Bölüm 13

20.6K 1.2K 480
                                    

Hemen hemen bütün tenefüslerde sıramdan ayrılmamış, başım masaya yaslı şekilde durmuştum. Çoğu arkadaşım yoktu bugün, bu yüzden kalksam dahi ne yapacaktım, emin değilim. Ufuk'a da önceki ders teşekkürlerimi iletip olanları anlattığımdan, yapacak hiçbir şeyim kalmamıştı.

"Alper, Alper!"

Yavaş hareketlerle başımı kaldırıp kapının önünde duran Hasan'a baktım. "Ne oldu?"

Aceleyle sırasına geçip elindekileri bıraktı. "Yağız Hoca, önceki gün test dağıtmıştı. Sen ve diğerleri almamıştınız değil mi? Haftaya ilk gün dersimiz var. Bugün Hoca okuldayken kendine ve arkadaşlarına birer tane kâğıt al."

Sıkıntıyla arkama yaslanıp dudaklarımı büzdüm. "Benim yerime sen alsan?" Anında kaşlarını çatıp gözlerime baktığında ayaklanmıştım. "Şaka şaka, giderim ben."

Çantasının fermuarını kapatıp test kitapları ile ilgilenmeye başlayan Hasan'ı inceleyip dudaklarımı araladım. "Hoca'nın nerede olduğunu biliyor musun bu arada?"

"Müdür odasının yanındaki yeri ayarlayıp kendisi yerleşti. İhtiyacı varmış. Oraya bak, olsa olsa orada olur." Görmese dahi başımı sallayıp saçlarımı karıştırdım.

Umarım kâğıtlar masasının üstündedir de alıp çıkarım. Onunla karşılaşmak istemiyorum şu an.

Ayaklarımı yerde sürükleye sürükleye merdivenlere doğru ilerledim.
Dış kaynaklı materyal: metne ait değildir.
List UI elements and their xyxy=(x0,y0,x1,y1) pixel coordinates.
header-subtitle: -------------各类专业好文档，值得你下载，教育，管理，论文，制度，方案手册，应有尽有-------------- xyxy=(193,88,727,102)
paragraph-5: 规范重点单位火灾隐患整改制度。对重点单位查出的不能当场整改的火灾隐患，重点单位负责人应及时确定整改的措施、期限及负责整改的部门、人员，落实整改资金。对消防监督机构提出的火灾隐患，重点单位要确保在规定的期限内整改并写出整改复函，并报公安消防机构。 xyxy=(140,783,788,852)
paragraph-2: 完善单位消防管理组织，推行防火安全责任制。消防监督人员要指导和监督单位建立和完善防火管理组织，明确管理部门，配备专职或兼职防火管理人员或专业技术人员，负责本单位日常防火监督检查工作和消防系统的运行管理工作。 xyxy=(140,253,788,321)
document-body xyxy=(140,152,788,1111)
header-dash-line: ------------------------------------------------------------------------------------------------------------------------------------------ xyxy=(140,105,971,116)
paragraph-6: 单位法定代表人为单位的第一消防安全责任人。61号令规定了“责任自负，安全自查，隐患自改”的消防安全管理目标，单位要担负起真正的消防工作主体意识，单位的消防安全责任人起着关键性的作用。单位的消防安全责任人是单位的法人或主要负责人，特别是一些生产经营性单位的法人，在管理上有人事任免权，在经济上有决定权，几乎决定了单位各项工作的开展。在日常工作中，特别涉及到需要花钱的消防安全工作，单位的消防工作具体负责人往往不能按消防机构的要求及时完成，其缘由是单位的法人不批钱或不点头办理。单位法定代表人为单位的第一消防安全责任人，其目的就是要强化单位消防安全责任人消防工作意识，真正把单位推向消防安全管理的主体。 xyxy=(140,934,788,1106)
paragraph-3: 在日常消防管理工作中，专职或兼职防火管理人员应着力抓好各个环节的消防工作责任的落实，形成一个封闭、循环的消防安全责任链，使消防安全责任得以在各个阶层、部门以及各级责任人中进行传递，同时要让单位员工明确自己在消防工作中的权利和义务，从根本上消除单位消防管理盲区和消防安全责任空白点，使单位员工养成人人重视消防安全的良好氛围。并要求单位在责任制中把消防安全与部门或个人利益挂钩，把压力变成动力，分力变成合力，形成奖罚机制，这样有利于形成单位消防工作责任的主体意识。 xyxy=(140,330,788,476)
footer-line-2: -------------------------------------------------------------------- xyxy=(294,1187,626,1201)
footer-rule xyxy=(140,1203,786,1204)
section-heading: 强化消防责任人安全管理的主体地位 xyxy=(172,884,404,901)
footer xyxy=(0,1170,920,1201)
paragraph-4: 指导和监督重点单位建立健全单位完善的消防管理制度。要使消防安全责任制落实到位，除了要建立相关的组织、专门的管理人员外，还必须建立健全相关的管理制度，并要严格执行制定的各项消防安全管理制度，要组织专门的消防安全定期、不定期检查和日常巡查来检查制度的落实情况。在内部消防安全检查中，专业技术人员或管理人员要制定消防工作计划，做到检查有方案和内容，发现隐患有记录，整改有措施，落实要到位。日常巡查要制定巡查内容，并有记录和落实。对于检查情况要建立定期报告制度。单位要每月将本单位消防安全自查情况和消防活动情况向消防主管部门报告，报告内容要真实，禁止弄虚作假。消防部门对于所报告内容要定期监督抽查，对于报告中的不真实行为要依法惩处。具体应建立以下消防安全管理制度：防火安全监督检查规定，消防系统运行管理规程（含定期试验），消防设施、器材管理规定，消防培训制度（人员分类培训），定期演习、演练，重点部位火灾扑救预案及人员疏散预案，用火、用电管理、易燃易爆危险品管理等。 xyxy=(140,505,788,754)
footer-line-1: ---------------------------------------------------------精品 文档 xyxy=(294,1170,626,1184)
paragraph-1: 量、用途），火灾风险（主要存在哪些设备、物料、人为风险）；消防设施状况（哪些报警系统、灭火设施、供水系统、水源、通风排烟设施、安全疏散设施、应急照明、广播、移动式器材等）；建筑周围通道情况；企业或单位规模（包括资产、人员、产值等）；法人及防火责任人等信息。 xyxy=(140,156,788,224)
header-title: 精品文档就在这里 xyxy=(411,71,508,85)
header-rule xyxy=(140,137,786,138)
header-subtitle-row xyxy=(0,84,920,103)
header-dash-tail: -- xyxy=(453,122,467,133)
Alt kata hızlıca inip Hasan'ın bahsettiği odanın önüne gelince kapıya birkaç kere tıkladım. "Girebilir miyim Hocam?"

Ses gelmedi.

Tekrardan vurdum ama sonuç aynıydı.

"Bu sefer şanslıyım!" Heyecanla kapıyı aralayıp boş odaya baktım. Burnuma gelen parfüm ve güzel hava tüm negatif duygularımı alıp yok etmişti. İşte burada, yerde kıvrılarak uyusam dahi rahatsızlık hissetmezdim.

"Bakalım neredeymiş bu boktan sorular..." Çekmecelere ilerleyip ilkini yavaşça açtım. İçinde sadece bilmediğim dosyalar ve küçük bir defter vardı. "Burada değil." Etrafıma şöyle bir bakıp masaya ilerledim bu sefer. Renkli renkli dosya kapakları ve sorularla alakasız kâğıtlar haricinde hiçbir şey yoktu.

Bilgisayarı köşeye doğru itip büyük sandalyeye yakın yerde durdum. Arkadaki ufak rafları da kontrol etmek için eğildiğim an kalçamda hissettiğim baskı bunu engelledi.

Hızla doğrulup gözlerimi kapattım. Boynumda hissettiğim sıcak nefesin sahibi kimdi biliyorum lakin dönüp bakmayı da hiç istemiyordum. Kötü bir şey yapıyormuş gibi bir hava katmış mıydım acaba? Niyetimi yanlış anlamış olabilir miydi ya da? Hırsız sanmış olabilir miydi!

Bedenim buza çarpmış gibi titremeye başlarken kalın sesi daha da arttırmıştı korkumu. "Odama neden izinsiz girdiğini sorabilir miyim Alperen?"

Kullandığı isim bile şu an umurumda olmamıştı, gerçekten.

Nefesi kulağıma çarparken başımı eğdim ve olduğum yerde küçülüp yok olmayı diledim. Nasıl içeriye birinin girdiğini duymamıştın Alper, nasıl! "Sadece soru kâğıdını alacaktım." dedim kısık sesime küfürler yağdırırken. Biraz daha uzağımda dursaydı eğer kesinlikle duymazdı bu söylediklerimi.

Birkaç saniye boyunca sadece nefes seslerini dinledim. Hâlâ arkama dönüp yüzüne bakma cesaretini bulamıyordum kendimde. "Anladım." Sonunda konuşmaya tenezzül etmişti. "Ama aradığın kâğıtlar masanın altındaki çekmecede."

Yutkundum ve derin bir nefes alıp arkadamdaki bedenden bir adım uzaklaştım. Tam önünde eğilseydim eğer çok yanlış bir görüntü oluşabilirdi.